Background: Immune checkpoint inhibitors (ICIs) targeting ‘programmed cell death protein 1’ (PD-1) or its ligand PD-L1 have revolutionized cancer therapy. However, ICI-associated myocarditis (ICIM) is a potentially fatal immune-related adverse event. While PD-1 knockout mice have been extensively used to study ICIM, the predominant immunogenic cell type, driving the misguided T-cell response, remains unclear.
Objective: To investigate the role of specific cell types in ICI-associated myocarditis in vivo, we generated two conditional PD-L1 knockout mouse lines, with inducible deletion of PD-L1 either in cardiomyocytes (under the control of the mer-Cre-mer; CM-PD-L1- cKO) or endothelial cells (under control of Cadh5-Cre; EN-PD-L1-cKO). These were then challenged in an ICI protocol by pharmacological treatment with the ICI CTLA-4 antibody.
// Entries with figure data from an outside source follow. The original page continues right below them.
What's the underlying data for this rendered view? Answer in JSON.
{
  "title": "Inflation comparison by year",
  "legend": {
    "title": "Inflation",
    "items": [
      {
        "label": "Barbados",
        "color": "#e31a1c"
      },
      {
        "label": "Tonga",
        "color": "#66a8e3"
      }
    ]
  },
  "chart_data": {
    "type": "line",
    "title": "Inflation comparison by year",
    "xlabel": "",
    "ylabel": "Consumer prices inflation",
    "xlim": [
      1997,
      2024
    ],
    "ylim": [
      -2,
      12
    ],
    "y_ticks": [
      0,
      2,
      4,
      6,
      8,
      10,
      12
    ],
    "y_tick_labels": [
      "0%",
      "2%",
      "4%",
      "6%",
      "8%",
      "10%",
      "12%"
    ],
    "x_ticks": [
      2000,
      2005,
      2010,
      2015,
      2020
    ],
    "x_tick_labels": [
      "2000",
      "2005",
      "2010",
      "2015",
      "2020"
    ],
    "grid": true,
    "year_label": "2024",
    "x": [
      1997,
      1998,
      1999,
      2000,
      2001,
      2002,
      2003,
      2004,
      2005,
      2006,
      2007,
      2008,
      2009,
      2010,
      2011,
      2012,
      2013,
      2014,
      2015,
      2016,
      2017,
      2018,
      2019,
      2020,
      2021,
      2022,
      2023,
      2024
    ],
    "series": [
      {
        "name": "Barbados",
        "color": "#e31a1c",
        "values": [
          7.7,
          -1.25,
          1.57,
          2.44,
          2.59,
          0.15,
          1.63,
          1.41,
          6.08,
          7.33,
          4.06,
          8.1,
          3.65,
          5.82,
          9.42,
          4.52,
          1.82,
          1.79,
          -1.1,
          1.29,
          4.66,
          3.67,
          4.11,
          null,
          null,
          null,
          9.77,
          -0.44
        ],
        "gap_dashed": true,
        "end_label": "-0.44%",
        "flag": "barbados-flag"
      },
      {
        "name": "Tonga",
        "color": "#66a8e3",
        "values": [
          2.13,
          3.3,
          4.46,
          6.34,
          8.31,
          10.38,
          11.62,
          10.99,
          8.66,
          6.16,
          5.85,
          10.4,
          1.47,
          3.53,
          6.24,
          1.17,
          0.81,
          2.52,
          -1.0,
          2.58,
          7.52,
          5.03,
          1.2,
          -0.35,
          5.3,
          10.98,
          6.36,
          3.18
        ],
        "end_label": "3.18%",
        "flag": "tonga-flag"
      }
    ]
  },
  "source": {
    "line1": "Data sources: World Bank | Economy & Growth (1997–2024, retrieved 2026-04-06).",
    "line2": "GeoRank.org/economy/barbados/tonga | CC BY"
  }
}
Results: EN-PD-L1-cKO showed only a mild infiltration with immune cells, whereas CM-PD-L1-cKO displayed a significantly higher immune cell infiltration. This comprised observable histological differences, such as a significantly increased number of detectable cells per area and a higher fibrotic percentage in the treated CM-PD-L1-cKO animals compared to controls. These differences were not present in EN-PD-L1-cKO animals. CM-PD-L1-cKO showed significantly decreased fractional shortening (FS 31.71%±1.11 vs. 21.13%±0.845 WT controls vs. CM-PD-L1-cKO; p<0.01) as well as ejection fractions (EF 60.92 %±1.73 vs. 43.74 %±1.52 WT controls vs.CM-PD-L1-cKO; p<0.01). Animals with the endothelial-specific deletion (EN-PD-L1-cKO) were functionally unchanged (FS 30.72%±1.93 vs. 28.57%±0.67 WT controls vs. CM-PD-L1-cKO; p>0.05) and showed no significant changes in ejection fraction (EF 58.66%±2.93 vs. 55.57%±0.96 WT controls vs. EN-PD-L1-cKO; p>0.05). Our findings highlight the critical role of PD-L1 expression on cardiomyocytes in the induction of immune checkpoint inhibitor–mediated myocarditis (ICIM). The myocarditis observed in CM-PD-L1-cKO compared to EN-PD-L1-cKO, together with the minimal inflammation seen in other cell type–specific knockouts, suggests that cardiomyocytes are the primary drivers of the inflammatory process, while normal PD-L1 expression serves a protective, anti-inflammatory function.Implications: Understanding the specific roles of various cell types in ICIM could lead to more precise therapeutic interventions that protect the heart without compromising the efficacy of ICI on cancer progression.